There was too a fierce national identity regularly asserted in rugby against the English rulers and rival Celts; from 1900, Wales won six of twelve Triple Crowns in its first ‘Golden Era’. Pride was redoubled when Wales offered almost the only isolated pockets of resistance to defy the colonial invaders: famously against the All Blacks in 1905; Cardiff against the 1906 Springboks; Wales again, Llanelli, Cardiff and Swansea against the 1908 Australians; Newport and defiant Swansea once more against the 1912 Boks. The 0–11 Welsh defeat by the earlier South African team was taken heavily and many international careers ended that day at St Helen’s. Tom Richards, musing on the upright Māori against the Welsh Guards at the front in May 1916, seemed to have forgotten his Wallaby touring experiences of 1908: ‘The Englishman, though, always stands up better and finer than the Welshman, but the Colonial is vastly superior to any of them.’
Not on your watch, Tom. Fuelled by hwyl, Welsh clubs triumphed where national sides had failed: a distinctive ethnic Welsh culture rolled calon, colliery, chapel and choir into one powerful ball, melded with ancient mythology. It was at rugby Tests in 1905 that ‘Hen wlad fy nhadau’ (‘Old land of my fathers’) was
first sung and became an unofficial Welsh anthem, first alongside ‘God save the Prince of Wales’ and, since 1975, proudly sung alone.

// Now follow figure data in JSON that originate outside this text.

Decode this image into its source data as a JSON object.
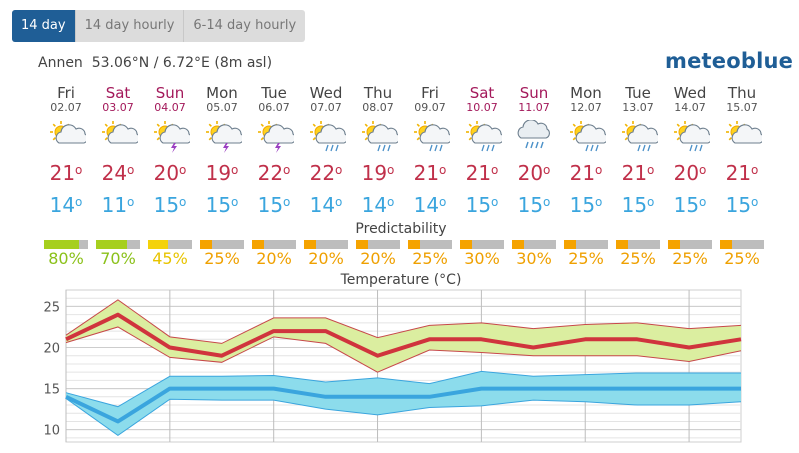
{
  "tabs": [
    {
      "label": "14 day",
      "active": true
    },
    {
      "label": "14 day hourly",
      "active": false
    },
    {
      "label": "6-14 day hourly",
      "active": false
    }
  ],
  "location": {
    "name": "Annen",
    "lat": "53.06",
    "lon": "6.72",
    "alt": "(8m asl)",
    "coords_text": "53.06°N / 6.72°E (8m asl)"
  },
  "brand": "meteoblue",
  "days": [
    {
      "name": "Fri",
      "date": "02.07",
      "weekend": false,
      "icon": "partly-cloudy-sun-icon",
      "tmax": "21",
      "tmin": "14",
      "pred": 80
    },
    {
      "name": "Sat",
      "date": "03.07",
      "weekend": true,
      "icon": "partly-cloudy-sun-icon",
      "tmax": "24",
      "tmin": "11",
      "pred": 70
    },
    {
      "name": "Sun",
      "date": "04.07",
      "weekend": true,
      "icon": "thunderstorm-sun-icon",
      "tmax": "20",
      "tmin": "15",
      "pred": 45
    },
    {
      "name": "Mon",
      "date": "05.07",
      "weekend": false,
      "icon": "thunderstorm-sun-icon",
      "tmax": "19",
      "tmin": "15",
      "pred": 25
    },
    {
      "name": "Tue",
      "date": "06.07",
      "weekend": false,
      "icon": "thunderstorm-sun-icon",
      "tmax": "22",
      "tmin": "15",
      "pred": 20
    },
    {
      "name": "Wed",
      "date": "07.07",
      "weekend": false,
      "icon": "rain-sun-icon",
      "tmax": "22",
      "tmin": "14",
      "pred": 20
    },
    {
      "name": "Thu",
      "date": "08.07",
      "weekend": false,
      "icon": "rain-sun-icon",
      "tmax": "19",
      "tmin": "14",
      "pred": 20
    },
    {
      "name": "Fri",
      "date": "09.07",
      "weekend": false,
      "icon": "rain-sun-icon",
      "tmax": "21",
      "tmin": "14",
      "pred": 25
    },
    {
      "name": "Sat",
      "date": "10.07",
      "weekend": true,
      "icon": "rain-sun-icon",
      "tmax": "21",
      "tmin": "15",
      "pred": 30
    },
    {
      "name": "Sun",
      "date": "11.07",
      "weekend": true,
      "icon": "rain-cloud-icon",
      "tmax": "20",
      "tmin": "15",
      "pred": 30
    },
    {
      "name": "Mon",
      "date": "12.07",
      "weekend": false,
      "icon": "rain-sun-icon",
      "tmax": "21",
      "tmin": "15",
      "pred": 25
    },
    {
      "name": "Tue",
      "date": "13.07",
      "weekend": false,
      "icon": "rain-sun-icon",
      "tmax": "21",
      "tmin": "15",
      "pred": 25
    },
    {
      "name": "Wed",
      "date": "14.07",
      "weekend": false,
      "icon": "rain-sun-icon",
      "tmax": "20",
      "tmin": "15",
      "pred": 25
    },
    {
      "name": "Thu",
      "date": "15.07",
      "weekend": false,
      "icon": "partly-cloudy-sun-icon",
      "tmax": "21",
      "tmin": "15",
      "pred": 25
    }
  ],
  "predictability": {
    "title": "Predictability"
  },
  "colors": {
    "pred_high": "#a6cf1e",
    "pred_mid": "#f4d20a",
    "pred_low": "#f5a300",
    "pred_text_high": "#8bc11a",
    "pred_text_mid": "#e8c400",
    "pred_text_low": "#efa000",
    "tmax": "#d0343d",
    "tmin": "#3aa5de",
    "max_band": "#dbeea0",
    "min_band": "#8cdcec",
    "weekend": "#a3185a",
    "brand": "#1f5e96"
  },
  "chart_data": {
    "type": "line",
    "title": "Temperature (°C)",
    "categories": [
      "02.07",
      "03.07",
      "04.07",
      "05.07",
      "06.07",
      "07.07",
      "08.07",
      "09.07",
      "10.07",
      "11.07",
      "12.07",
      "13.07",
      "14.07",
      "15.07"
    ],
    "ylim": [
      8.5,
      27
    ],
    "yticks": [
      10,
      15,
      20,
      25
    ],
    "grid": true,
    "series": [
      {
        "values": [
          21,
          24,
          20,
          19,
          22,
          22,
          19,
          21,
          21,
          20,
          21,
          21,
          20,
          21
        ],
        "upper": [
          21.5,
          25.8,
          21.3,
          20.5,
          23.6,
          23.6,
          21.2,
          22.7,
          23,
          22.3,
          22.8,
          23,
          22.3,
          22.7
        ],
        "lower": [
          20.6,
          22.5,
          18.8,
          18.2,
          21.3,
          20.5,
          17,
          19.7,
          19.4,
          19,
          19,
          19,
          18.3,
          19.6
        ]
      },
      {
        "values": [
          14,
          11,
          15,
          15,
          15,
          14,
          14,
          14,
          15,
          15,
          15,
          15,
          15,
          15
        ],
        "upper": [
          14.5,
          12.8,
          16.5,
          16.5,
          16.6,
          15.8,
          16.3,
          15.6,
          17.1,
          16.5,
          16.7,
          16.9,
          16.9,
          16.9
        ],
        "lower": [
          13.8,
          9.3,
          13.7,
          13.6,
          13.6,
          12.5,
          11.8,
          12.7,
          12.9,
          13.6,
          13.4,
          13,
          13,
          13.4
        ]
      }
    ]
  }
}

Five Cardiff men heard referee Gil Evan’s whistle in all three games against the best teams in the Southern Hemisphere. One was John Lewis Williams: ‘Johnnie’ was a flying winger, ‘a universal favourite with the crowd’ according to the South Wales Daily News, and a man that opponents like Tom Richards would seek out at the front in wartime. He scored seventeen tries in as many matches for Wales, and was leading try-scorer with 1908’s Anglo-Welsh side that failed to impress Richards. After four seasons with Newport, he switched to his hometown Cardiff club, forming with Wales centre Rhys Gabe a sparkling partnership, ‘the very acme of polished cleverness in all they did’, and playing 199 games. In 1905, he scored thirty-five tries in Cardiff’s blue-and-black jerseys and twice faced the fearsome All Blacks (for his club and Glamorgan), although the Welsh wing berth went to match-winner Teddy Morgan. Johnnie made his international debut a year later at St Helen’s against the Springboks, playing outside Gabe; the 11–0 defeat wasn’t a great start, but it was one of only two Wales Tests he would lose. Welsh honour was salvaged from the mud by Cardiff three weeks later: Boks’ full back Arthur Marsberg graciously shook Johnnie’s hand after he was left for dead by his try in the momentous 17–0 victory.
Johnnie was prolific in 1907: he scored a hat-trick for Wales against Ireland, a feat he would repeat in 1910 and also ran in five tries for Cardiff against the Barbarians. The following year he did the same to Blackheath, in front of Lloyd George, who declared rugby ‘an extraordinary game … more exciting than politics’ (but then so is drying paint). He then scored the final Welsh try of a triumphant season in which the red shirts won a fifth Triple Crown and carried off a first-ever Grand Slam (if you count France, which officials then did not). After such heroics, the 1908 Anglo-Welsh tour down under is largely (and best) forgotten, although Johnnie notched a dozen tries. This was the year when anti-British articles by the Kaiser, published in the Telegraph, amplified distant rumblings in Europe.